Beset by such challenges, Champs has repeatedly failed to reach the testing goals set by No Child Left Behind, and is now required to offer tutoring and the option of enrolling elsewhere to its students. Its overall scores are on the higher end for demographically similar schools, but fall short of the expected target for California schools. And its English scores, in particular, have lagged behind those of San Diego Unified and the state. While its beginning algebra scores are notable, it has tested far fewer students in the next level of algebra, none of whom reached the goal level of “proficient” last year.

Charter advocates point out that some gains, such as a changed culture or stronger relationships, may not register on standardized tests. Champs has become a family, said special education teacher Rubyat Kibria, whose cell phone is loaded with students’ numbers. That closeness can help motivate students whose families may lack the same family encouragement and interest in college and schoolwork as professors’ kids in University City, Munn said. One sophomore who had bounced between at least three high schools in the last year said she had found a home in Champs.

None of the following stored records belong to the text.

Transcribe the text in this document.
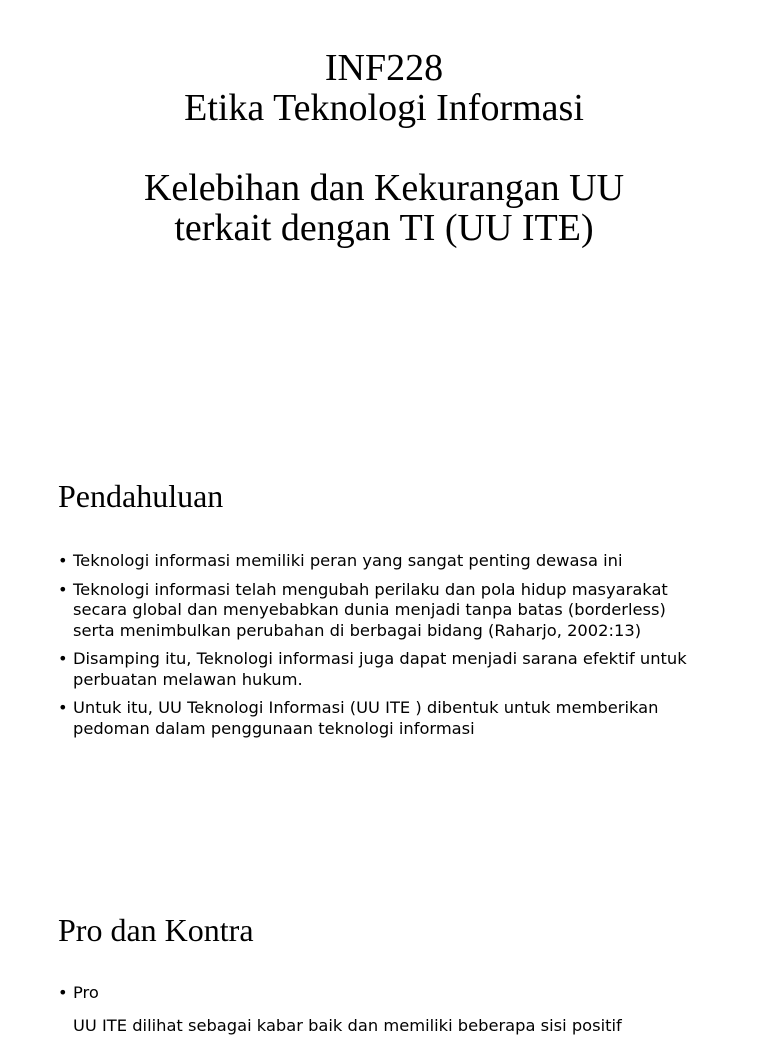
INF228
Etika Teknologi Informasi
Kelebihan dan Kekurangan UU
terkait dengan TI (UU ITE)
Pendahuluan
• Teknologi informasi memiliki peran yang sangat penting dewasa ini
• Teknologi informasi telah mengubah perilaku dan pola hidup masyarakat secara global dan menyebabkan dunia menjadi tanpa batas (borderless) serta menimbulkan perubahan di berbagai bidang (Raharjo, 2002:13)
• Disamping itu, Teknologi informasi juga dapat menjadi sarana efektif untuk perbuatan melawan hukum.
• Untuk itu, UU Teknologi Informasi (UU ITE ) dibentuk untuk memberikan pedoman dalam penggunaan teknologi informasi
Pro dan Kontra
• Pro
UU ITE dilihat sebagai kabar baik dan memiliki beberapa sisi positif
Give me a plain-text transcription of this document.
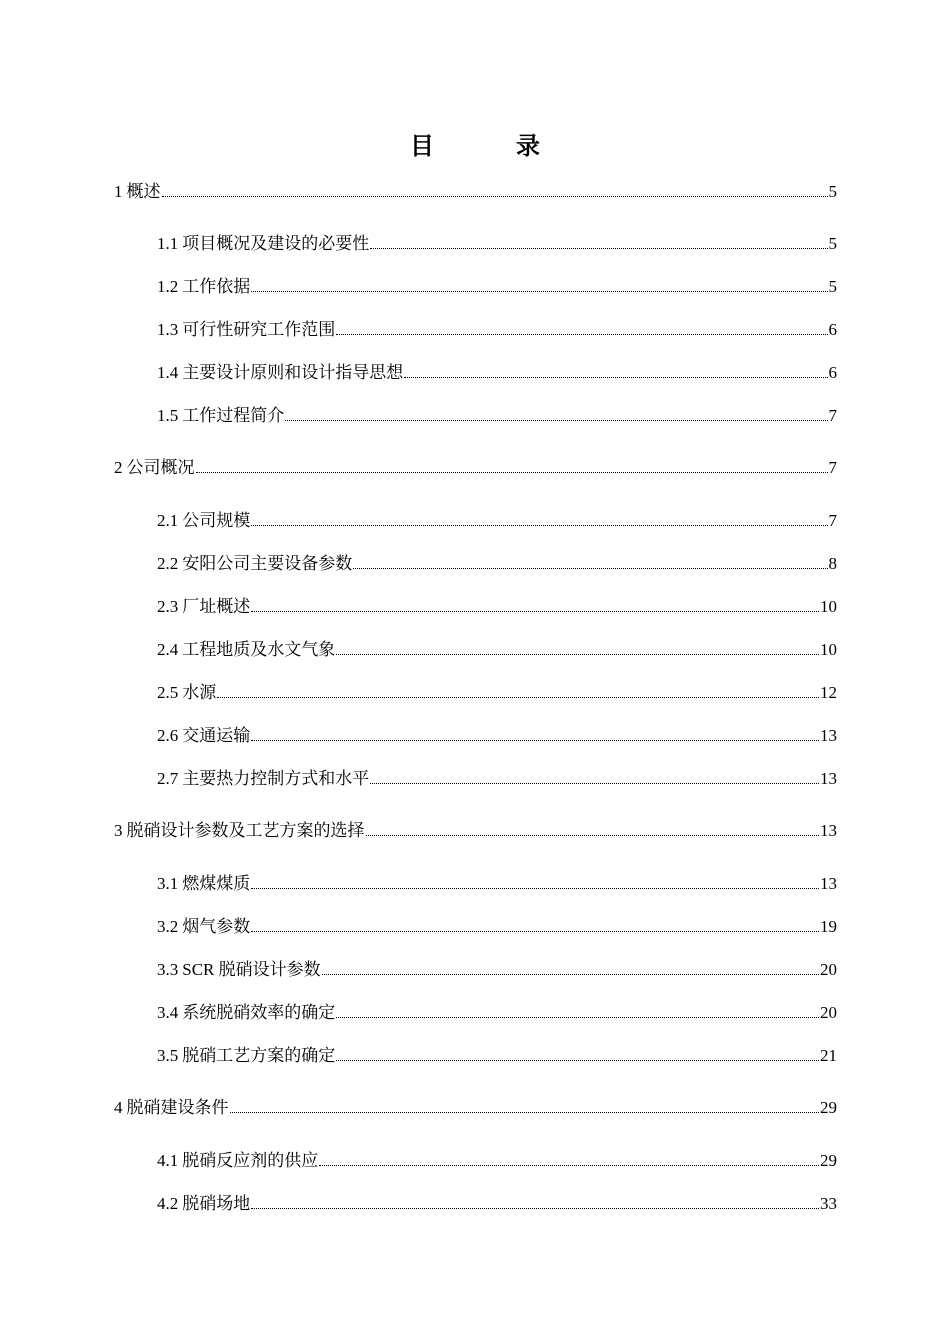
目 录
1 概述	5
1.1 项目概况及建设的必要性	5
1.2 工作依据	5
1.3 可行性研究工作范围	6
1.4 主要设计原则和设计指导思想	6
1.5 工作过程简介	7
2 公司概况	7
2.1 公司规模	7
2.2 安阳公司主要设备参数	8
2.3 厂址概述	10
2.4 工程地质及水文气象	10
2.5 水源	12
2.6 交通运输	13
2.7 主要热力控制方式和水平	13
3 脱硝设计参数及工艺方案的选择	13
3.1 燃煤煤质	13
3.2 烟气参数	19
3.3 SCR 脱硝设计参数	20
3.4 系统脱硝效率的确定	20
3.5 脱硝工艺方案的确定	21
4 脱硝建设条件	29
4.1 脱硝反应剂的供应	29
4.2 脱硝场地	33
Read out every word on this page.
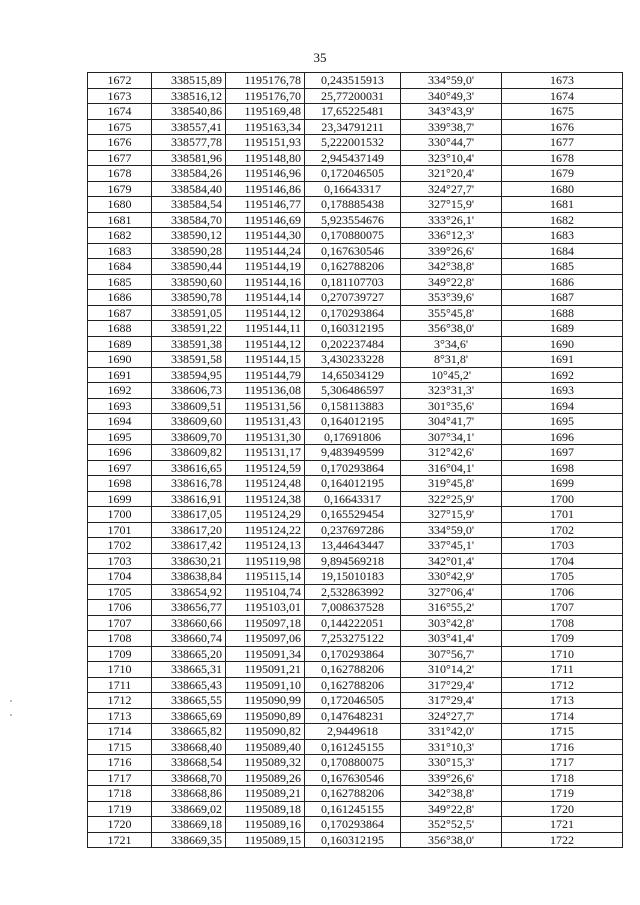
35
1672	338515,89	1195176,78	0,243515913	334°59,0'	1673
1673	338516,12	1195176,70	25,77200031	340°49,3'	1674
1674	338540,86	1195169,48	17,65225481	343°43,9'	1675
1675	338557,41	1195163,34	23,34791211	339°38,7'	1676
1676	338577,78	1195151,93	5,222001532	330°44,7'	1677
1677	338581,96	1195148,80	2,945437149	323°10,4'	1678
1678	338584,26	1195146,96	0,172046505	321°20,4'	1679
1679	338584,40	1195146,86	0,16643317	324°27,7'	1680
1680	338584,54	1195146,77	0,178885438	327°15,9'	1681
1681	338584,70	1195146,69	5,923554676	333°26,1'	1682
1682	338590,12	1195144,30	0,170880075	336°12,3'	1683
1683	338590,28	1195144,24	0,167630546	339°26,6'	1684
1684	338590,44	1195144,19	0,162788206	342°38,8'	1685
1685	338590,60	1195144,16	0,181107703	349°22,8'	1686
1686	338590,78	1195144,14	0,270739727	353°39,6'	1687
1687	338591,05	1195144,12	0,170293864	355°45,8'	1688
1688	338591,22	1195144,11	0,160312195	356°38,0'	1689
1689	338591,38	1195144,12	0,202237484	3°34,6'	1690
1690	338591,58	1195144,15	3,430233228	8°31,8'	1691
1691	338594,95	1195144,79	14,65034129	10°45,2'	1692
1692	338606,73	1195136,08	5,306486597	323°31,3'	1693
1693	338609,51	1195131,56	0,158113883	301°35,6'	1694
1694	338609,60	1195131,43	0,164012195	304°41,7'	1695
1695	338609,70	1195131,30	0,17691806	307°34,1'	1696
1696	338609,82	1195131,17	9,483949599	312°42,6'	1697
1697	338616,65	1195124,59	0,170293864	316°04,1'	1698
1698	338616,78	1195124,48	0,164012195	319°45,8'	1699
1699	338616,91	1195124,38	0,16643317	322°25,9'	1700
1700	338617,05	1195124,29	0,165529454	327°15,9'	1701
1701	338617,20	1195124,22	0,237697286	334°59,0'	1702
1702	338617,42	1195124,13	13,44643447	337°45,1'	1703
1703	338630,21	1195119,98	9,894569218	342°01,4'	1704
1704	338638,84	1195115,14	19,15010183	330°42,9'	1705
1705	338654,92	1195104,74	2,532863992	327°06,4'	1706
1706	338656,77	1195103,01	7,008637528	316°55,2'	1707
1707	338660,66	1195097,18	0,144222051	303°42,8'	1708
1708	338660,74	1195097,06	7,253275122	303°41,4'	1709
1709	338665,20	1195091,34	0,170293864	307°56,7'	1710
1710	338665,31	1195091,21	0,162788206	310°14,2'	1711
1711	338665,43	1195091,10	0,162788206	317°29,4'	1712
1712	338665,55	1195090,99	0,172046505	317°29,4'	1713
1713	338665,69	1195090,89	0,147648231	324°27,7'	1714
1714	338665,82	1195090,82	2,9449618	331°42,0'	1715
1715	338668,40	1195089,40	0,161245155	331°10,3'	1716
1716	338668,54	1195089,32	0,170880075	330°15,3'	1717
1717	338668,70	1195089,26	0,167630546	339°26,6'	1718
1718	338668,86	1195089,21	0,162788206	342°38,8'	1719
1719	338669,02	1195089,18	0,161245155	349°22,8'	1720
1720	338669,18	1195089,16	0,170293864	352°52,5'	1721
1721	338669,35	1195089,15	0,160312195	356°38,0'	1722
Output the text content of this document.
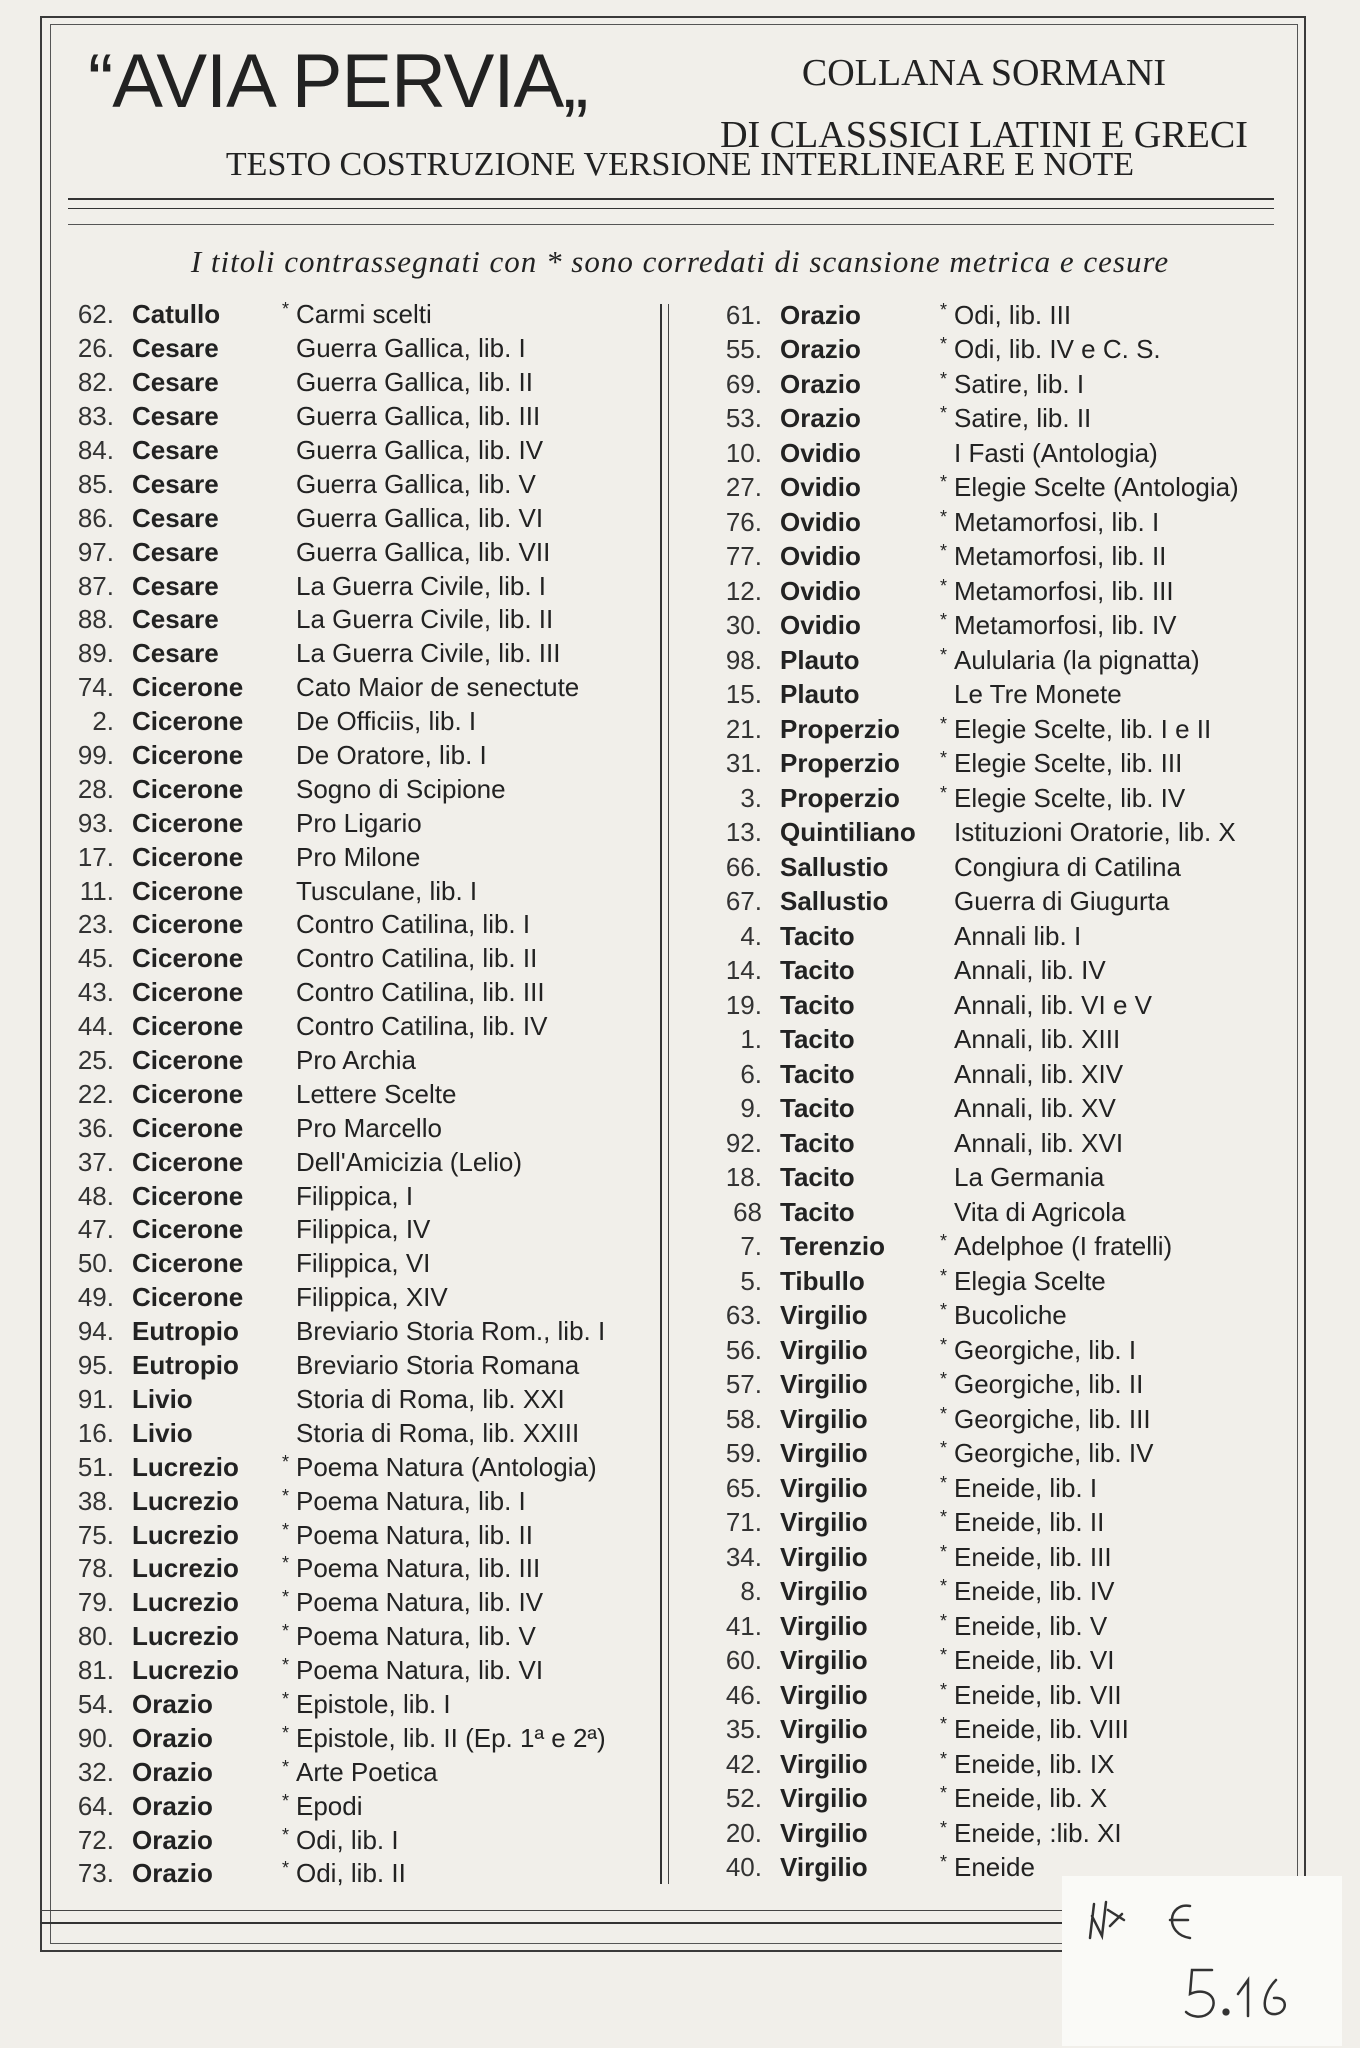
“AVIA PERVIA„	COLLANA SORMANI
DI CLASSSICI LATINI E GRECI
TESTO COSTRUZIONE VERSIONE INTERLINEARE E NOTE
I titoli contrassegnati con * sono corredati di scansione metrica e cesure
62. Catullo	* Carmi scelti
26. Cesare	Guerra Gallica, lib. I
82. Cesare	Guerra Gallica, lib. II
83. Cesare	Guerra Gallica, lib. III
84. Cesare	Guerra Gallica, lib. IV
85. Cesare	Guerra Gallica, lib. V
86. Cesare	Guerra Gallica, lib. VI
97. Cesare	Guerra Gallica, lib. VII
87. Cesare	La Guerra Civile, lib. I
88. Cesare	La Guerra Civile, lib. II
89. Cesare	La Guerra Civile, lib. III
74. Cicerone	Cato Maior de senectute
2. Cicerone	De Officiis, lib. I
99. Cicerone	De Oratore, lib. I
28. Cicerone	Sogno di Scipione
93. Cicerone	Pro Ligario
17. Cicerone	Pro Milone
11. Cicerone	Tusculane, lib. I
23. Cicerone	Contro Catilina, lib. I
45. Cicerone	Contro Catilina, lib. II
43. Cicerone	Contro Catilina, lib. III
44. Cicerone	Contro Catilina, lib. IV
25. Cicerone	Pro Archia
22. Cicerone	Lettere Scelte
36. Cicerone	Pro Marcello
37. Cicerone	Dell'Amicizia (Lelio)
48. Cicerone	Filippica, I
47. Cicerone	Filippica, IV
50. Cicerone	Filippica, VI
49. Cicerone	Filippica, XIV
94. Eutropio	Breviario Storia Rom., lib. I
95. Eutropio	Breviario Storia Romana
91. Livio	Storia di Roma, lib. XXI
16. Livio	Storia di Roma, lib. XXIII
51. Lucrezio	* Poema Natura (Antologia)
38. Lucrezio	* Poema Natura, lib. I
75. Lucrezio	* Poema Natura, lib. II
78. Lucrezio	* Poema Natura, lib. III
79. Lucrezio	* Poema Natura, lib. IV
80. Lucrezio	* Poema Natura, lib. V
81. Lucrezio	* Poema Natura, lib. VI
54. Orazio	* Epistole, lib. I
90. Orazio	* Epistole, lib. II (Ep. 1ª e 2ª)
32. Orazio	* Arte Poetica
64. Orazio	* Epodi
72. Orazio	* Odi, lib. I
73. Orazio	* Odi, lib. II
61. Orazio	* Odi, lib. III
55. Orazio	* Odi, lib. IV e C. S.
69. Orazio	* Satire, lib. I
53. Orazio	* Satire, lib. II
10. Ovidio	I Fasti (Antologia)
27. Ovidio	* Elegie Scelte (Antologia)
76. Ovidio	* Metamorfosi, lib. I
77. Ovidio	* Metamorfosi, lib. II
12. Ovidio	* Metamorfosi, lib. III
30. Ovidio	* Metamorfosi, lib. IV
98. Plauto	* Aulularia (la pignatta)
15. Plauto	Le Tre Monete
21. Properzio	* Elegie Scelte, lib. I e II
31. Properzio	* Elegie Scelte, lib. III
3. Properzio	* Elegie Scelte, lib. IV
13. Quintiliano	Istituzioni Oratorie, lib. X
66. Sallustio	Congiura di Catilina
67. Sallustio	Guerra di Giugurta
4. Tacito	Annali lib. I
14. Tacito	Annali, lib. IV
19. Tacito	Annali, lib. VI e V
1. Tacito	Annali, lib. XIII
6. Tacito	Annali, lib. XIV
9. Tacito	Annali, lib. XV
92. Tacito	Annali, lib. XVI
18. Tacito	La Germania
68 Tacito	Vita di Agricola
7. Terenzio	* Adelphoe (I fratelli)
5. Tibullo	* Elegia Scelte
63. Virgilio	* Bucoliche
56. Virgilio	* Georgiche, lib. I
57. Virgilio	* Georgiche, lib. II
58. Virgilio	* Georgiche, lib. III
59. Virgilio	* Georgiche, lib. IV
65. Virgilio	* Eneide, lib. I
71. Virgilio	* Eneide, lib. II
34. Virgilio	* Eneide, lib. III
8. Virgilio	* Eneide, lib. IV
41. Virgilio	* Eneide, lib. V
60. Virgilio	* Eneide, lib. VI
46. Virgilio	* Eneide, lib. VII
35. Virgilio	* Eneide, lib. VIII
42. Virgilio	* Eneide, lib. IX
52. Virgilio	* Eneide, lib. X
20. Virgilio	* Eneide, :lib. XI
40. Virgilio	* Eneide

“Teachers at some other school could have, like, 1,000 students a day,” said Ivonne Herrera, who came to Champs this year. “Here I can trust my teacher as a friend.”

“I can talk to my principal every day,” added Muna Afpali, a junior. “You want to be here.”

And its proponents say that digging deeper into the school data reveals gains hidden in their overall test scores. Math teacher Jonathan Winn said that by crunching the state numbers he discovered that a higher percentage of Champs students score “basic” or above on standardized introductory algebra tests than students in other San Diego Unified schools.

Recreating his findings is difficult, but it is evident that mathematics is Champs’ strength. The school has developed its own math curriculum, relying on less wordy texts to transmit the universal language of math. It is drilling students on basic study skills that may be as foreign as English, enrolling every 9th and 10th grade student in a special class where students study quietly and their planners and binders are scrutinized by teachers for organization.

And it has drawn the interest of students by linking lessons to lucrative, fulfilling careers in medicine. Medical prefixes such as “cerebro,” “osteo,” and even “lymphat(o)” speckle the classroom where Ellie Vandiver, a registered nurse and teacher, helps teens build double helixes out of red licorice and neon marshmallows. Advanced classes learn to read vital signs and transfer patients into a wheelchair using a model hospital bed. Champs is working, Munn said, and going charter could keep it that way.

“It feels like the logical next step for the evolution of the school,” he said.